The pathetic "reform plan" he unveiled Thursday is really a thread-bare series of tweaks -- some that will make minor improvements, but none that will substantively shore up the financial instability of state and local retirement plans that are pushing hundreds of billions of debt onto our children and grandchildren, and siphoning ever-increasing sums from vital public services.
Brown talked about pension reform during the gubernatorial campaign last year, but his superficial understanding at the time raised concerns about whether he would be willing to stand up to the public-employee unions that supported him and make meaningful change.
Once in office, he said pension reform would have to wait until budget negotiations were completed, but Republican legislators rightly insisted the issue be included in the bargaining. Now that talks have broken down and Brown has gone public with his proposals, it's clear he doesn't have a substantive solution.
His 12-point plan, released Thursday, had no specifics for five of the ideas. The plan shows that he continues, as he did during the campaign, to regard the state pension crisis as a problem that can be fixed by fiddling on the margins: Just end pension spiking for new employees, require workers to contribute a bit more and hope for a bit of luck from some healthy investment returns.
It's fantasy. It shows a fundamental misunderstanding of the depth and core causes of the problem. In reality, the current benefit levels are unaffordable, and the financing of the system depends far too heavily on unreasonable prayers about investment returns. The market downturn exacerbated the problem, but it wasn't the root cause.
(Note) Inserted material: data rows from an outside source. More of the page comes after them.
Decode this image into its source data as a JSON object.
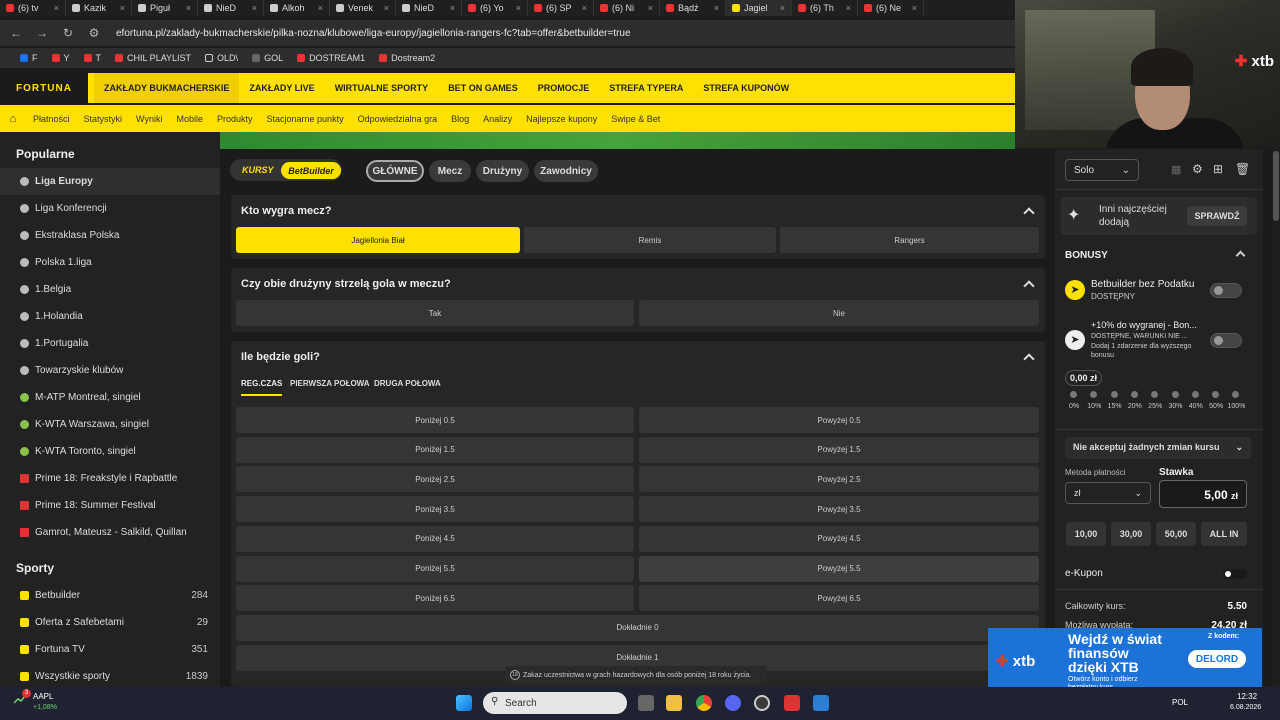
{
  "browser": {
    "tabs": [
      "(6) tv",
      "Kazik",
      "Piguł",
      "NieD",
      "Alkoh",
      "Venek",
      "NieD",
      "(6) Yo",
      "(6) SP",
      "(6) Ni",
      "Bądź",
      "Jagiel",
      "(6) Th",
      "(6) Ne"
    ],
    "active_tab_index": 11,
    "url": "efortuna.pl/zaklady-bukmacherskie/pilka-nozna/klubowe/liga-europy/jagiellonia-rangers-fc?tab=offer&betbuilder=true",
    "bookmarks": [
      "F",
      "Y",
      "T",
      "CHIL PLAYLIST",
      "OLD\\",
      "GOL",
      "DOSTREAM1",
      "Dostream2"
    ]
  },
  "site": {
    "logo": "FORTUNA",
    "main_nav": [
      "ZAKŁADY BUKMACHERSKIE",
      "ZAKŁADY LIVE",
      "WIRTUALNE SPORTY",
      "BET ON GAMES",
      "PROMOCJE",
      "STREFA TYPERA",
      "STREFA KUPONÓW"
    ],
    "sub_nav": [
      "Płatności",
      "Statystyki",
      "Wyniki",
      "Mobile",
      "Produkty",
      "Stacjonarne punkty",
      "Odpowiedzialna gra",
      "Blog",
      "Analizy",
      "Najlepsze kupony",
      "Swipe & Bet"
    ]
  },
  "webcam": {
    "brand": "xtb"
  },
  "sidebar": {
    "popular_title": "Popularne",
    "popular": [
      {
        "label": "Liga Europy",
        "icon": "ball",
        "selected": true
      },
      {
        "label": "Liga Konferencji",
        "icon": "ball"
      },
      {
        "label": "Ekstraklasa Polska",
        "icon": "ball"
      },
      {
        "label": "Polska 1.liga",
        "icon": "ball"
      },
      {
        "label": "1.Belgia",
        "icon": "ball"
      },
      {
        "label": "1.Holandia",
        "icon": "ball"
      },
      {
        "label": "1.Portugalia",
        "icon": "ball"
      },
      {
        "label": "Towarzyskie klubów",
        "icon": "ball"
      },
      {
        "label": "M-ATP Montreal, singiel",
        "icon": "tennis"
      },
      {
        "label": "K-WTA Warszawa, singiel",
        "icon": "tennis"
      },
      {
        "label": "K-WTA Toronto, singiel",
        "icon": "tennis"
      },
      {
        "label": "Prime 18: Freakstyle i Rapbattle",
        "icon": "mma"
      },
      {
        "label": "Prime 18: Summer Festival",
        "icon": "mma"
      },
      {
        "label": "Gamrot, Mateusz - Salkild, Quillan",
        "icon": "mma"
      }
    ],
    "sports_title": "Sporty",
    "sports": [
      {
        "label": "Betbuilder",
        "count": "284"
      },
      {
        "label": "Oferta z Safebetami",
        "count": "29"
      },
      {
        "label": "Fortuna TV",
        "count": "351"
      },
      {
        "label": "Wszystkie sporty",
        "count": "1839"
      }
    ]
  },
  "main": {
    "mode_labels": [
      "KURSY",
      "BetBuilder"
    ],
    "filter_tabs": [
      "GŁÓWNE",
      "Mecz",
      "Drużyny",
      "Zawodnicy"
    ],
    "market_winner": {
      "title": "Kto wygra mecz?",
      "options": [
        "Jagiellonia Biał",
        "Remis",
        "Rangers"
      ]
    },
    "market_btts": {
      "title": "Czy obie drużyny strzelą gola w meczu?",
      "options": [
        "Tak",
        "Nie"
      ]
    },
    "market_goals": {
      "title": "Ile będzie goli?",
      "tabs": [
        "REG.CZAS",
        "PIERWSZA POŁOWA",
        "DRUGA POŁOWA"
      ],
      "under": [
        "Poniżej 0.5",
        "Poniżej 1.5",
        "Poniżej 2.5",
        "Poniżej 3.5",
        "Poniżej 4.5",
        "Poniżej 5.5",
        "Poniżej 6.5"
      ],
      "over": [
        "Powyżej 0.5",
        "Powyżej 1.5",
        "Powyżej 2.5",
        "Powyżej 3.5",
        "Powyżej 4.5",
        "Powyżej 5.5",
        "Powyżej 6.5"
      ],
      "exact": [
        "Dokładnie 0",
        "Dokładnie 1"
      ]
    },
    "notice": "Zakaz uczestnictwa w grach hazardowych dla osób poniżej 18 roku życia."
  },
  "betslip": {
    "mode": "Solo",
    "popular_text": "Inni najczęściej dodają",
    "check_button": "SPRAWDŹ",
    "bonuses_title": "BONUSY",
    "bonus1_title": "Betbuilder bez Podatku",
    "bonus1_status": "DOSTĘPNY",
    "bonus2_title": "+10% do wygranej - Bon...",
    "bonus2_status": "DOSTĘPNE, WARUNKI NIE ...",
    "bonus2_note": "Dodaj 1 zdarzenie dla wyższego bonusu",
    "bonus_amount": "0,00 zł",
    "bonus_scale": [
      "0%",
      "10%",
      "15%",
      "20%",
      "25%",
      "30%",
      "40%",
      "50%",
      "100%"
    ],
    "odds_change": "Nie akceptuj żadnych zmian kursu",
    "payment_label": "Metoda płatności",
    "payment_value": "zł",
    "stake_label": "Stawka",
    "stake_value": "5,00",
    "stake_currency": "zł",
    "quick_stakes": [
      "10,00",
      "30,00",
      "50,00",
      "ALL IN"
    ],
    "ekupon": "e-Kupon",
    "total_odds_label": "Całkowity kurs:",
    "total_odds": "5.50",
    "payout_label": "Możliwa wypłata:",
    "payout": "24,20 zł"
  },
  "ad": {
    "line1": "Wejdź w świat",
    "line2": "finansów",
    "line3": "dzięki XTB",
    "small": "Otwórz konto i odbierz bezpłatny kurs",
    "code_label": "Z kodem:",
    "code": "DELORD",
    "brand": "xtb"
  },
  "taskbar": {
    "stock": "AAPL",
    "stock_change": "+1,08%",
    "badge": "3",
    "search": "Search",
    "lang": "POL",
    "time": "12:32",
    "date": "6.08.2026"
  },
  "colors": {
    "brand_yellow": "#ffe100",
    "panel": "#262626",
    "button": "#353535"
  }
}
Consequently, trying to solve the problem by banking on a soaring stock market is simply irresponsible.
As the watchdog state Little Hoover Commission clearly stated in its comprehensive pension report in February, the problem cannot be substantially eased without reducing future benefit accruals for current employees. Yet, Brown's plans does not consider that. As a result, the math simply won't pencil out. We will continue digging ourselves deeper into debt.
Instead, Brown would end spiking practices by basing pensions only on base pay, eliminating the addition of unused vacation or sick leave to boost calculations, and requiring use of an average of the final three years' salary rather than the currently common final-year method. Good ideas, but he would apply them only to new employees, meaning the benefits would not be seen for generations.
He would require all workers to pay their full annual share of their pension costs. Currently, many governments pick up the employee portion, leaving workers with a free ride. This is perhaps the best idea on Brown's list, but, unless public agencies are required to put their savings toward paying down the debt, this would not ease the mounting debt.
He would bar contribution "holidays," an irresponsible practice seen during the heyday of the stock market in which employers and employees were excused from payments to their pension systems. And Brown would bar future pension increases from applying retroactively. Both good ideas, but, let's face it, no one will be talking about payment holidays for decades, and only the most irresponsible officials are considering pension increases.
In sum, there are some good ideas in here, but they don't fix the problem. After all this time, Brown should be embarrassed to issue such a thin proposal. It makes one wonder where he's been all this time.